Jobless claims end year nicely under 500,000
U.S. Initial jobless claims fell a massive 94,000 to end the year at 492,000 last week. It was nice to see a sub 500,000 jobless claims number to end the year after an ugly November and December. However, one should note that the fine print is not as good because this number was completely dominated by seasonal adjustments. The actual unadjusted number of 718,468 was actually higher than last week’s actual unadjusted 716,576.
Here is how Reuters reports it.
The number of U.S. workers filing new claims for jobless benefits slumped 94,000 last week, government data on Wednesday showed, but seasonal factors were likely behind this unexpectedly large decline with the labor market remaining very soft.
Initial claims for state unemployment insurance benefits fell to a seasonally adjusted 492,000 in the week ended Dec 27 from an unrevised 586,000 the prior week, the Labor Department said.

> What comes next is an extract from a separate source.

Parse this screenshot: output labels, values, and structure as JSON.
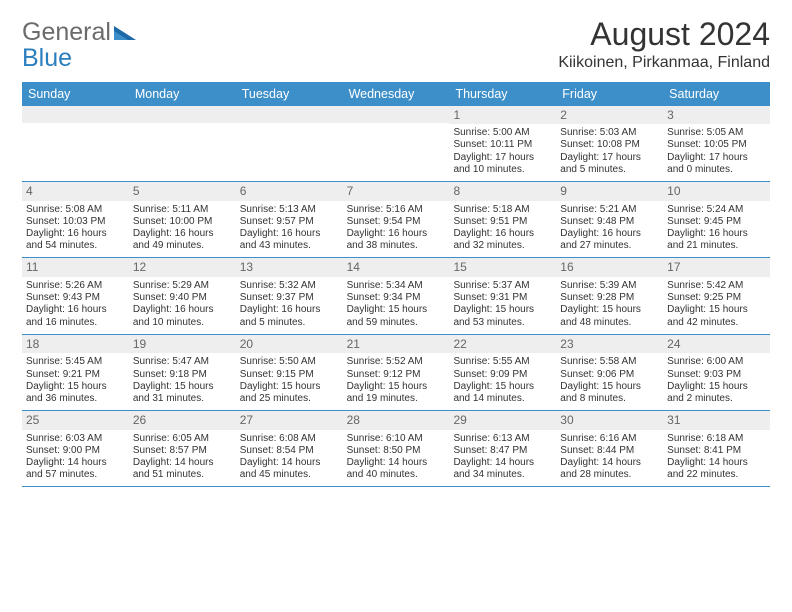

It was the lowest reading for initial claims since the week ended November 1, 2008, and the steepest decline since 1992.
Prices on U.S. government bond extended losses on the larger-than-expected drop in claims.
Analysts polled by Reuters had forecast 565,000 new claims as the country’s year-long recession continued to chill employment, and a separate reading on so-called continued claims hit a 26-year high.
A Labor Department official said the timing of the year-end holidays and volatility in factors used to seasonal adjust the data was likely to blame for the large decline in initial weekly claims, and he warned this situation could persist for several more weeks.
“The numbers seemed unbelievable but the states certified they were correct,” the Labor Department official said.
The numbers are indeed unbelievable. Why? The seasonal adjustment factor for initial claims was 145.9, where 100 means the adjusted and unadjusted numbers are the same. That means taking the real number and dividing it by 1.459. That’s a huge adjustment.
If you look at the chart below, which strips out these anomalies by comparing the 4-week average unadjusted numbers to last years numbers, you can see that the comparisons are at their worst for this cycle.
The long and short of it is that the numbers are skewed by seasonal adjustments and do not represent the picture on the ground. In reality, the U.S. job market is looking bleak.